Há muitas outras destas armadilhas: «inversión» pode ser «investimento»; «presupuesto» é, em textos económicos, «orçamento»… Já algo «raro», em castelhano, é algo estranho ou peculiar. Poderá ser raro (à portuguesa) ou não. Também poderá querer dizer «excepcional» (como na expressão «de rara perfección»). Por outro lado, a palavra «raramente» quer dizer o mesmo que em português. Ninguém disse que as línguas são lógicas…

Mas o mais traiçoeiro dos falsos amigos espanhóis é a palavra «apenas». «Apenas» quer dizer muitas coisas, muitas delas diferentes do «apenas» português ­— e às vezes até quer dizer exactamente a mesma coisa que o «apenas» português. Grande parte das vezes, significa algo parecido com «dificilmente» ou «quase não». A expressão «un libro que apenas se conoce en España» não se refere a um livro que  se conhece em Espanha, mas sim a um livro que mal se conhece em Espanha.

Há outro tipo de falsos amigos mais complicado. Por exemplo: se, num texto jornalístico espanhol, encontrarmos a expressão «Cámara de Barcelona», tenderemos a traduzi-la como «Câmara de Barcelona». E, de facto, estamos perante a Câmara de Barcelona… O problema é que não é a câmara em que os leitores portugueses pensarão. Se estivéssemos a falar da Câmara Municipal, teríamos, no original, «Ajuntament de Barcelona» (em catalão) ou «Ayuntamiento de Barcelona» (em castelhano). Se no original está «Cámara de Barcelona», na tradução, temos de explicitar que estamos perante a Câmara de Comércio de Barcelona.

E o que dizer de «Presidente de España», a forma abreviada como muitos jornais espanhóis se referem ao «Presidente del Gobierno»? Não podemos traduzir como «Presidente de Espanha», claro — ainda assustamos algum leitor desprevenido, que ficará convencido que houve uma revolução aqui ao lado…

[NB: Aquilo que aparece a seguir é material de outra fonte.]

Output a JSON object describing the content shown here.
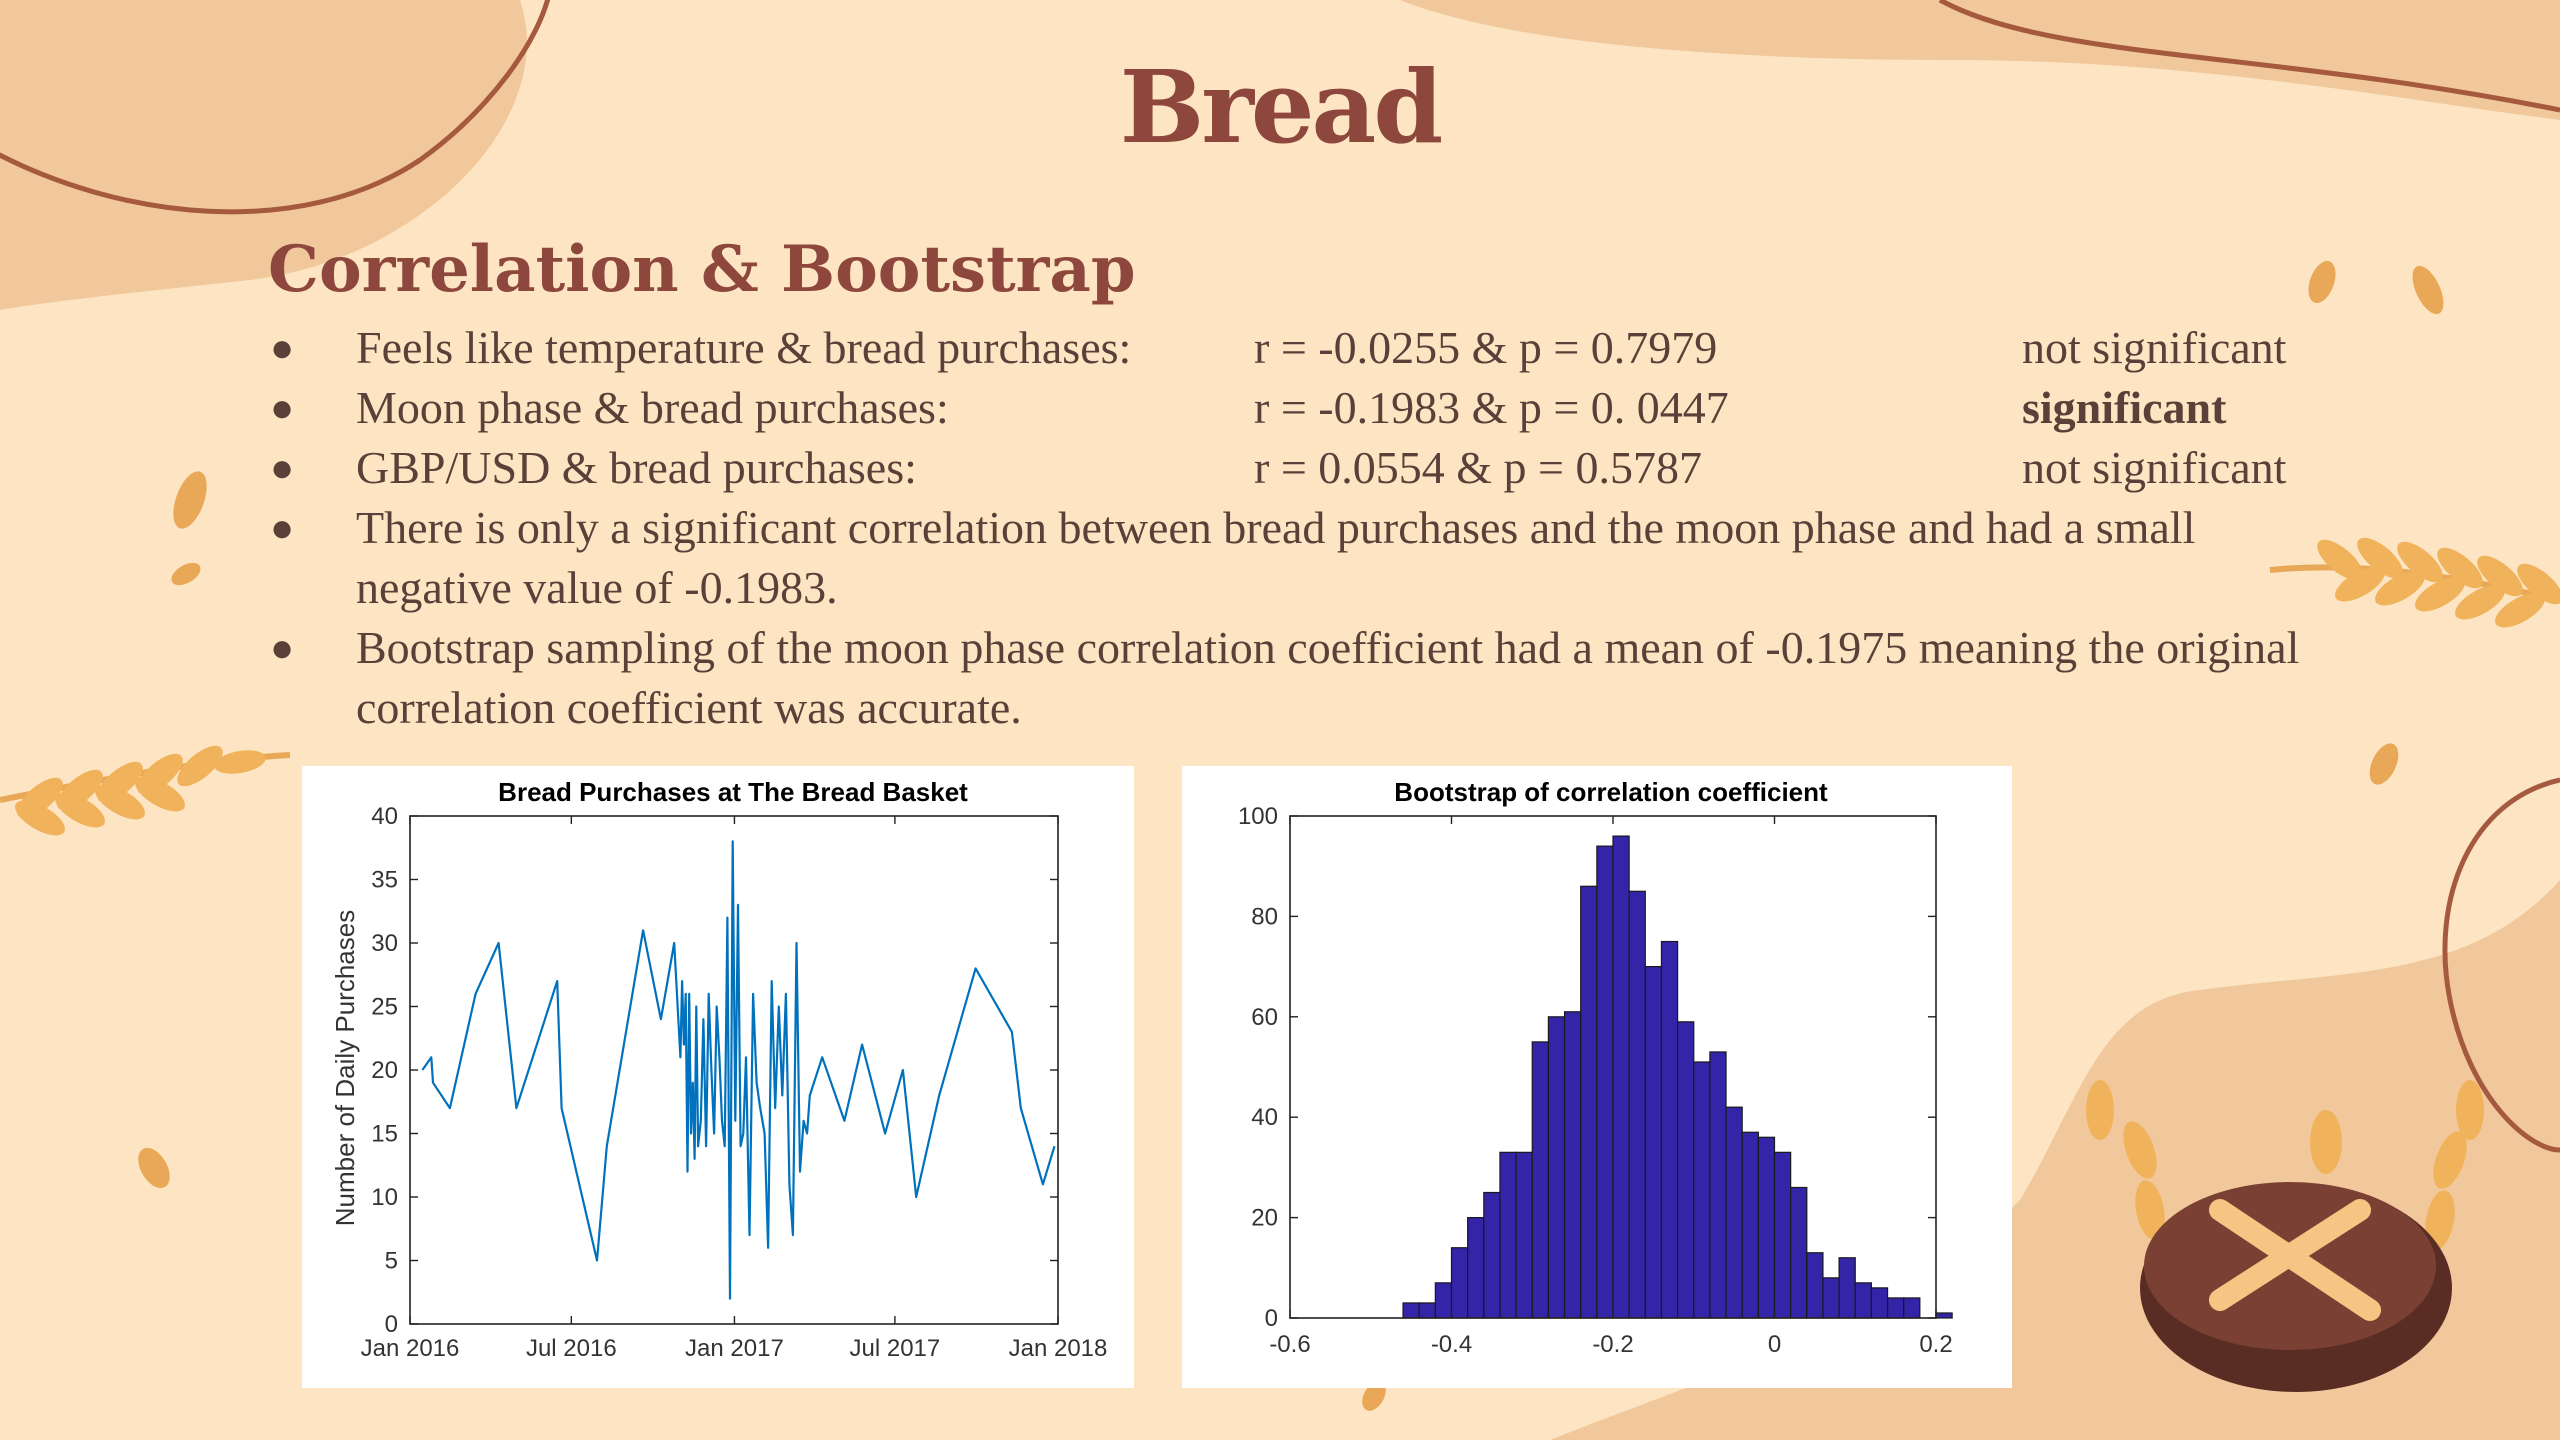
{
  "slide": {
    "title": "Bread",
    "section_title": "Correlation & Bootstrap",
    "bullets": [
      {
        "label": "Feels like temperature & bread purchases:",
        "stat": "r = -0.0255 & p = 0.7979",
        "result": "not significant",
        "bold": false
      },
      {
        "label": "Moon phase & bread purchases:",
        "stat": "r = -0.1983 & p = 0. 0447",
        "result": "significant",
        "bold": true
      },
      {
        "label": "GBP/USD & bread purchases:",
        "stat": "r = 0.0554 & p = 0.5787",
        "result": "not significant",
        "bold": false
      }
    ],
    "notes": [
      "There is only a significant correlation between bread purchases and the moon phase and had a small negative value of -0.1983.",
      "Bootstrap sampling of the moon phase correlation coefficient had a mean of -0.1975 meaning the original correlation coefficient was accurate."
    ],
    "bullet_symbol": "●"
  },
  "colors": {
    "background": "#fde5c4",
    "heading": "#8e473c",
    "body_text": "#5a4038",
    "blob": "#f1c89b",
    "line_series": "#0072bd",
    "histogram_fill": "#3324a8"
  },
  "chart_data": [
    {
      "type": "line",
      "title": "Bread Purchases at The Bread Basket",
      "xlabel": "",
      "ylabel": "Number of Daily Purchases",
      "x_ticks": [
        "Jan 2016",
        "Jul 2016",
        "Jan 2017",
        "Jul 2017",
        "Jan 2018"
      ],
      "x_tick_values": [
        "2016-01-01",
        "2016-07-01",
        "2017-01-01",
        "2017-07-01",
        "2018-01-01"
      ],
      "x_range": [
        "2016-01-01",
        "2018-01-01"
      ],
      "ylim": [
        0,
        40
      ],
      "y_ticks": [
        0,
        5,
        10,
        15,
        20,
        25,
        30,
        35,
        40
      ],
      "grid": false,
      "series": [
        {
          "x": [
            "2016-01-15",
            "2016-01-25",
            "2016-01-27",
            "2016-02-15",
            "2016-03-15",
            "2016-04-10",
            "2016-04-30",
            "2016-06-15",
            "2016-06-20",
            "2016-07-30",
            "2016-08-10",
            "2016-09-20",
            "2016-10-10",
            "2016-10-25",
            "2016-11-01",
            "2016-11-03",
            "2016-11-05",
            "2016-11-07",
            "2016-11-09",
            "2016-11-11",
            "2016-11-13",
            "2016-11-15",
            "2016-11-17",
            "2016-11-19",
            "2016-11-21",
            "2016-11-24",
            "2016-11-27",
            "2016-11-30",
            "2016-12-03",
            "2016-12-06",
            "2016-12-09",
            "2016-12-12",
            "2016-12-15",
            "2016-12-18",
            "2016-12-21",
            "2016-12-24",
            "2016-12-27",
            "2016-12-30",
            "2017-01-02",
            "2017-01-05",
            "2017-01-08",
            "2017-01-11",
            "2017-01-14",
            "2017-01-18",
            "2017-01-22",
            "2017-01-26",
            "2017-01-30",
            "2017-02-04",
            "2017-02-08",
            "2017-02-12",
            "2017-02-16",
            "2017-02-20",
            "2017-02-24",
            "2017-02-28",
            "2017-03-04",
            "2017-03-08",
            "2017-03-12",
            "2017-03-16",
            "2017-03-20",
            "2017-03-24",
            "2017-03-27",
            "2017-04-10",
            "2017-05-05",
            "2017-05-25",
            "2017-06-20",
            "2017-07-10",
            "2017-07-25",
            "2017-08-20",
            "2017-09-30",
            "2017-11-10",
            "2017-11-20",
            "2017-12-15",
            "2017-12-28"
          ],
          "y": [
            20,
            21,
            19,
            17,
            26,
            30,
            17,
            27,
            17,
            5,
            14,
            31,
            24,
            30,
            21,
            27,
            22,
            26,
            12,
            26,
            15,
            19,
            13,
            25,
            14,
            16,
            24,
            14,
            26,
            20,
            15,
            25,
            21,
            16,
            14,
            32,
            2,
            38,
            16,
            33,
            14,
            15,
            21,
            7,
            26,
            19,
            17,
            15,
            6,
            27,
            17,
            25,
            18,
            26,
            11,
            7,
            30,
            12,
            16,
            15,
            18,
            21,
            16,
            22,
            15,
            20,
            10,
            18,
            28,
            23,
            17,
            11,
            14
          ]
        }
      ]
    },
    {
      "type": "bar",
      "title": "Bootstrap of correlation coefficient",
      "xlabel": "",
      "ylabel": "",
      "xlim": [
        -0.6,
        0.2
      ],
      "ylim": [
        0,
        100
      ],
      "x_ticks": [
        "-0.6",
        "-0.4",
        "-0.2",
        "0",
        "0.2"
      ],
      "y_ticks": [
        0,
        20,
        40,
        60,
        80,
        100
      ],
      "grid": false,
      "bin_width": 0.02,
      "bin_edges_start": -0.46,
      "values": [
        3,
        3,
        7,
        14,
        20,
        25,
        33,
        33,
        55,
        60,
        61,
        86,
        94,
        96,
        85,
        70,
        75,
        59,
        51,
        53,
        42,
        37,
        36,
        33,
        26,
        13,
        8,
        12,
        7,
        6,
        4,
        4,
        0,
        1
      ]
    }
  ]
}
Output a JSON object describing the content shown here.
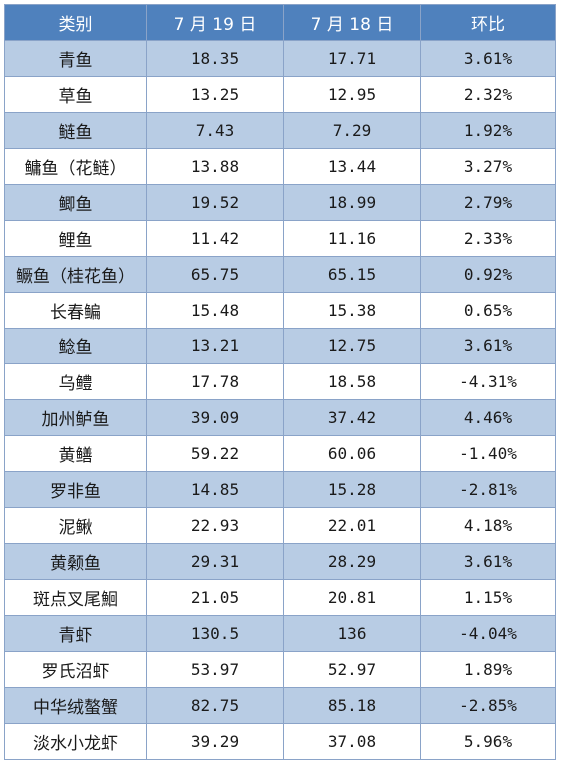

Mas de todos os falsos amigos, o mais perigoso é sem dúvida o «exquisito», bem capaz de criar novos inimigos. Se alguma vez convidar um espanhol para jantar lá em casa e, no fim do jantar, ouvir dizer que a sua comida — ou a comida portuguesa em geral — é «exquisita», não se enerve. A palavra «exquisito» quer dizer, segundo o dicionário da Real Academia Española, «de singular y extraordinaria calidad, primor o gusto en su especie.» Está a receber um raro elogio!

(Crónica no Sapo 24.)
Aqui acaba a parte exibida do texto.